Too many acres with too many old pulses; it may be time for change

New pea varieties offer advantages for producers, but despite this, farmers have been slow to adopt them.

A 13-year-old variety still dominates the Saskatchewan seeded yellow pea acreage, with CDC Meadow taking up 38 percent of fields. More than 1,000 farmers planted 440,000 acres of the variety last year with an average yield about one tonne per acre.

Laurie Friesen of SaskPulse said a variety of newer choices have been shown to increase yields. CDC Amarillo has been gaining market share, with farmers selecting it for 233,000 acres, taking up about 20 percent of the pea acres. The 2012-released variety offers about a seven percent yield improvement over Meadow.

CDC Inca, a 2015 release, offers 11 percent more than Meadow, similar to AAC Carver, AAC Ardill, CDC Treasure and CDC Saffron.

Larger yields can be garnered from the 2016-released CDC Spectrum, averaging 1,250 kilograms per acre.

The biggest yielder in Saskatchewan, according to Saskatchewan Crop Insurance Corp. was Abarth. There was only 62 SCIC insured growers in the province with about 37,000 acres, however it managed 1,434 kg per acre of yield.

“There are some choices out there. Producers can look at their (provincial crop insurance) guide(s) for the results in their districts to see how they perform,” she said.

Friesen cites CDC Golden, a 17-year-old variety still being planted on more than 60,000 acres and yielding about 855 kg on average.

“It might be time for an upgrade,” she said.

Mila Kyslytsia of seed grower MacDougall Acres near Moose Jaw, Sask., said AAC Chrome offers five percent more yield than Amarillo and out-performed Inca in the same Regina Plains field last season.

Protein is becoming more interesting to yellow pea buyers and both CDC Spectrum and CDC Lewochko scored .5 and .7 percent higher, respectively, than Amarillo.

Lewochko also out-yielded it by four percent and is one of the most resistant to fusarium avenaceum, with similar results to the veteran Meadow in that area.
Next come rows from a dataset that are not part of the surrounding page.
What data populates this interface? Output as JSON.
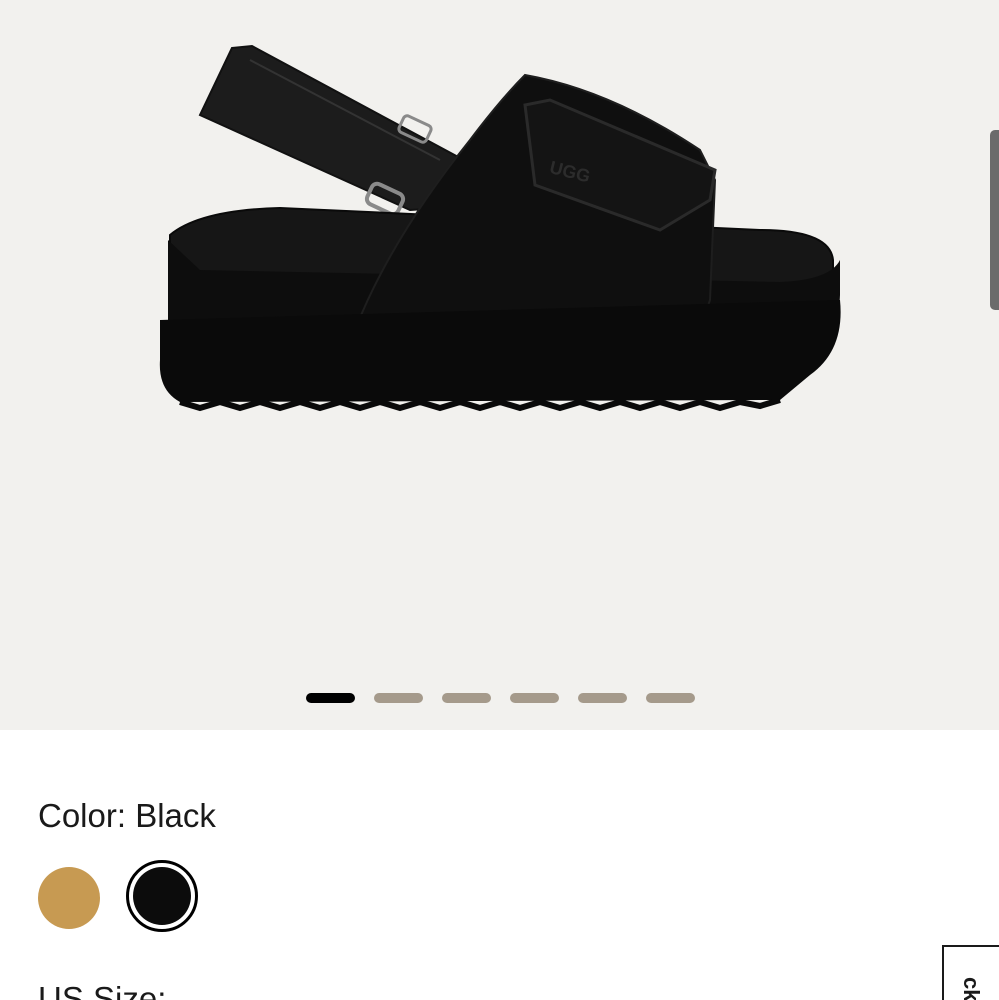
{
  "gallery": {
    "image_alt": "Black platform sandal with velcro strap and UGG logo",
    "dots_count": 6,
    "active_dot": 1
  },
  "product_image": {
    "logo_text": "UGG"
  },
  "color": {
    "label": "Color:",
    "selected": "Black",
    "options": [
      {
        "name": "Chestnut",
        "hex": "#c79a52"
      },
      {
        "name": "Black",
        "hex": "#0c0c0c"
      }
    ]
  },
  "size": {
    "label": "US Size:"
  },
  "feedback_tab": {
    "text": "ck"
  },
  "colors": {
    "gallery_bg": "#f2f1ee",
    "dot_inactive": "#a59a8b",
    "dot_active": "#000000"
  }
}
Green peas aren’t much better when it comes to recent variety adoption. About 20 percent of SCIC reported green pea acres are planted to about 50,000 acres of the 17-year-old CDC Striker variety. With yields of about 1,050 kg, it remains a reliable choice, but well behind 2016’s CDC Spruce and 2017’s CDC Forest, with average yields of over 1,300 kg. Forest is so new that only 680 acres were insured, but over the next seasons the variety will become more available, said Friesen.

“This is proving to be a very stable, reliable yielder in all areas,” she said during CropSphere meetings in Saskatoon earlier this month, suggesting that not all varieties are so strong in this attribute with trials showing it was the only variety with zero variability from north to south.

Kyslytsia said, “You won’t find it this year, but look for it in 2021. It’s a superstar with 10 to 20 percent more yield than Striker. It is round and smooth, has a good seed coat that is bleach resistant. CDC Limerick is still good, but it’s not Forest,” she said.

CDC Raezer, a 2011 release, has the most green pea acreage in Saskatchewan, with about 65,000 acres and an average yield of 1,125 kg. Limerick, an eight-year-old variety yielded slightly more and took up 57,000 acres. CDC Greenwater produced a little less and was planted by about 120 farmers, covering more than 40,000 acres.

When it came to yields the 10-year-old CDC Tetris managed 1,275 kg on 1,650 acres, while the 1998-variety Espace continued to yield well for two Saskatchewan growers on a little more than 800 acres, producing 1,250 kg.

Kyslytsia said the newer varieties are more resistant to seed-coat breakage, improving results for growers on delivery.

Lentil genetics too are showing their age, with 52 percent of red lentils dedicated to a single variety, CDC Maxim, a 12-year-old variety, getting more than 840,000 acres planted by nearly 1,300 growers in Saskatchewan.

CDC Proclaim, CDC Dazil and CDC Impulse got about 10 percent of the market each, while Proclaim out-yielded Maxim by about eight percent.

CDC Redmoon, a 2015 release, was the big winner, yielding nearly 15 percent more. Still only planted on 13,000 acres it shows good prospects for the future, said Friesen.

The new large-seeded King red lentils are expected to make headway in acres with some of the highest yield potential in the market.

CDC Sublime will be released this year, with 116 percent of Maxim’s yield in the south and 104 percent in the northern growing area. Despite being a large red lentil, the unique variety has a green seed coat. It will be marketed in non-exclusive, closed-loop contracts.

Kyslytsia said when it comes to green lentils, CDC Greenstar remains one of her favourites. In 2018, it was planted to 140,000 acres, surpassing the previously more popular CDC Greenland and CDC Improver CL.

Friesen said that while producers might not be anxious to invest in the latest varieties the results will “quickly pay off.”